There is significant political interest in the UK in measuring subjective well-being (SWB) and the possibility of incorporating such measures into policy, including health policy [All-Party Parliamentary Group on Well-being Economics, 2014]. A number of different, yet related, measures of well-being and health are used across government departments. This includes four summary subjective (personal) well-being questions which ask about life satisfaction, happiness yesterday, anxiety yesterday and worthwhileness adopted by the Office of National Statistics (ONS) under its Measuring National Well-being Programme (referred to here as the ONS-4). They have also adopted the use of the short Warwick Edinburgh Mental Well-being Scale (S-WEMWBS) and the General Health Questionnaire (GHQ-12) which is a mental health screening measure that has been used in well-being measurement. In addition to the measures used within the ONS framework, the National Institute for Health and Care Excellence (NICE) currently rely upon the EQ-5D, a measure of health-related quality of life (HRQoL), in the assessment of medical technologies and public health interventions,[NICE 2012; 2013a] while social care guidance includes measures of capability and need, ICECAP-A and Adult Social Care Outcomes Toolkit (ASCOT).[NICE 2013b]

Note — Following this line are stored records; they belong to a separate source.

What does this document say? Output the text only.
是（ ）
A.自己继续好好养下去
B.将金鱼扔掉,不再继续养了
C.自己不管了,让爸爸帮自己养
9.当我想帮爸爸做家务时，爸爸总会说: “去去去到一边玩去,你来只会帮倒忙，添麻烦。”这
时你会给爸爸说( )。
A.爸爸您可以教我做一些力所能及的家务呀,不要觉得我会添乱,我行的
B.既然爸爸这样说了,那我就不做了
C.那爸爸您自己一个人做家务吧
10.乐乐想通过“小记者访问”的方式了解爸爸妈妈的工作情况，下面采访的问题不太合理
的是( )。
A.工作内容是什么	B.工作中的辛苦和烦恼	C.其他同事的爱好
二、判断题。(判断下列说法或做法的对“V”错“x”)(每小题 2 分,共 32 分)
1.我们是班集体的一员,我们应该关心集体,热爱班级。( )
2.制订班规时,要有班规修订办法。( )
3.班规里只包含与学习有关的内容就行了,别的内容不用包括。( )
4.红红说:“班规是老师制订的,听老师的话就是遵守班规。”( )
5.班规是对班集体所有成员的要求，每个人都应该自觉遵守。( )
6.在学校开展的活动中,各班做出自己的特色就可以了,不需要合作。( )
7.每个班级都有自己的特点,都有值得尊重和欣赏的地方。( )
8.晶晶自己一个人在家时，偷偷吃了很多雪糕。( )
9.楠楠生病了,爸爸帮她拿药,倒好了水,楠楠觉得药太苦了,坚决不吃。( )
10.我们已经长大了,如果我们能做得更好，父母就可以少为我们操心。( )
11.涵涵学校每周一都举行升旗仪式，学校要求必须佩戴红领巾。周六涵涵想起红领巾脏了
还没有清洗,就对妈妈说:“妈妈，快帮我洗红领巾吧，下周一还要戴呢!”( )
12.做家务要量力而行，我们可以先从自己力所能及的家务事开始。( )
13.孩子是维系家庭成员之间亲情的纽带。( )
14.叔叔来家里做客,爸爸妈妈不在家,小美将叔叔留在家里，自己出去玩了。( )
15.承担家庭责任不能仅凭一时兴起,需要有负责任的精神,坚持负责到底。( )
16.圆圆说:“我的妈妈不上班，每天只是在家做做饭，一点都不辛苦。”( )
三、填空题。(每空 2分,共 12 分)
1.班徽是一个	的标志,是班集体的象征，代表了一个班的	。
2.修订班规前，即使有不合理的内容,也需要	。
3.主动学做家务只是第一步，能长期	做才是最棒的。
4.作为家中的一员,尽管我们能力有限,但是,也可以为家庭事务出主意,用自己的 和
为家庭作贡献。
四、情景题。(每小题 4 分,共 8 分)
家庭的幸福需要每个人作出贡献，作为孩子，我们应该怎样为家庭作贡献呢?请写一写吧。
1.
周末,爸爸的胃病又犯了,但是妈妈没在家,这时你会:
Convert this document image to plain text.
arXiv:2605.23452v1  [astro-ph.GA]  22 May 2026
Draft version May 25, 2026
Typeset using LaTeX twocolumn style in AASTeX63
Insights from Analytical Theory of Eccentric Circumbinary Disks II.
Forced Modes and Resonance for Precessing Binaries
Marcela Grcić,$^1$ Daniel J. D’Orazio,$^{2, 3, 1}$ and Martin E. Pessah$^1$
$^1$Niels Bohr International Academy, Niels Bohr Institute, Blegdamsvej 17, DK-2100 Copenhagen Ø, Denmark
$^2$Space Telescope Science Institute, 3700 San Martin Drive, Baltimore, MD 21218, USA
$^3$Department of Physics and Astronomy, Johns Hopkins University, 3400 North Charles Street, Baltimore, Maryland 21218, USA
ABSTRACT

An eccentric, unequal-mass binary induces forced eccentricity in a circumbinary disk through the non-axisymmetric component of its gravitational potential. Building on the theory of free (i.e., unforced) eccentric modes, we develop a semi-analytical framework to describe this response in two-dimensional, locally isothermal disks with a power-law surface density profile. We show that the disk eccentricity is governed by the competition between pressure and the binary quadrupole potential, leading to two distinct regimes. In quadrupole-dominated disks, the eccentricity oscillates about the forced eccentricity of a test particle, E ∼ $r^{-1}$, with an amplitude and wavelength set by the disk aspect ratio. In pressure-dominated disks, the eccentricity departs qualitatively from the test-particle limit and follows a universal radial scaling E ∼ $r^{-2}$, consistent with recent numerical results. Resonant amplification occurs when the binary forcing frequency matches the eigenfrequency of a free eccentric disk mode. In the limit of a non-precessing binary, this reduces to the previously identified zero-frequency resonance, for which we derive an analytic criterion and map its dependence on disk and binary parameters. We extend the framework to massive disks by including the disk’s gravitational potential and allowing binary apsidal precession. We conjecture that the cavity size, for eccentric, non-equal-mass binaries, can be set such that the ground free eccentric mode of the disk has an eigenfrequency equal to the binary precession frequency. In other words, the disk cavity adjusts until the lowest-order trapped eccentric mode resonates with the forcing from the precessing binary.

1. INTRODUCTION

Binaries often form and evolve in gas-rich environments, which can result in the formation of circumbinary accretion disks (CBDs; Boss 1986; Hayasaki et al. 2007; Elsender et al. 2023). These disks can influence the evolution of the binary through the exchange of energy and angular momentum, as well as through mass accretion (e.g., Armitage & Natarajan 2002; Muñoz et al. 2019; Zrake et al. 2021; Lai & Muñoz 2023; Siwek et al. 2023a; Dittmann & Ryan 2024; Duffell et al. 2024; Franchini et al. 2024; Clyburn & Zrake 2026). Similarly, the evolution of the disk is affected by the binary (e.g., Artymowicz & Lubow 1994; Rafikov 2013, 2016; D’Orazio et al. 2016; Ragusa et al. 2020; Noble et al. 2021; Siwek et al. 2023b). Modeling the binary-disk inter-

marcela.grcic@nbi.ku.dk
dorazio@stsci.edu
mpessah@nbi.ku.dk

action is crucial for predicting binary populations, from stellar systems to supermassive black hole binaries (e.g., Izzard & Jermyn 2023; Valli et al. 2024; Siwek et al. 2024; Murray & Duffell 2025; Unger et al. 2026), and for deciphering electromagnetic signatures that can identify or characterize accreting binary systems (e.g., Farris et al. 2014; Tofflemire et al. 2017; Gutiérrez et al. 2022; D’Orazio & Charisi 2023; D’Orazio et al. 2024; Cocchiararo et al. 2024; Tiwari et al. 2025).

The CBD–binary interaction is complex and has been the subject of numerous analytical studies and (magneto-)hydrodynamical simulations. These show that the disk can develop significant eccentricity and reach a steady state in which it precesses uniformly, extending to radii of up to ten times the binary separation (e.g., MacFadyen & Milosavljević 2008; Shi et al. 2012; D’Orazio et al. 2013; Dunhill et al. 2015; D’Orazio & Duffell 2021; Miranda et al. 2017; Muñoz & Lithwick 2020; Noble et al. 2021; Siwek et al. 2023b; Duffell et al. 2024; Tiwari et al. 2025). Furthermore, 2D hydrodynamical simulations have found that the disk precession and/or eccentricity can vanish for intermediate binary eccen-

There is limited evidence on how the GHQ-12, ONS-4, S-WEMWBS, EQ-5D, ASCOT and ICECAP-A relate to each other, which causes difficulty in the comparison of results across datasets and evaluations containing different measures and for informing decisions across sectors. Given that these measures are used to inform policy making throughout Government, it is important to better understand how these measures compare. For example, it is unclear whether the GHQ-12 is redundant if the S-WEMWBS is included alongside the ONS-4 within the ONS well-being indicator set.

In order to assess how these measures are related, it is important to establish what construct they seem to measure. Well-being has no agreed upon meaning. There are five main theories that offer a possible explanation of what it is for a life to go well:

1. Objective list theories: Life goes well if an individual has certain goods or characteristics, regardless of whether they want or enjoy them.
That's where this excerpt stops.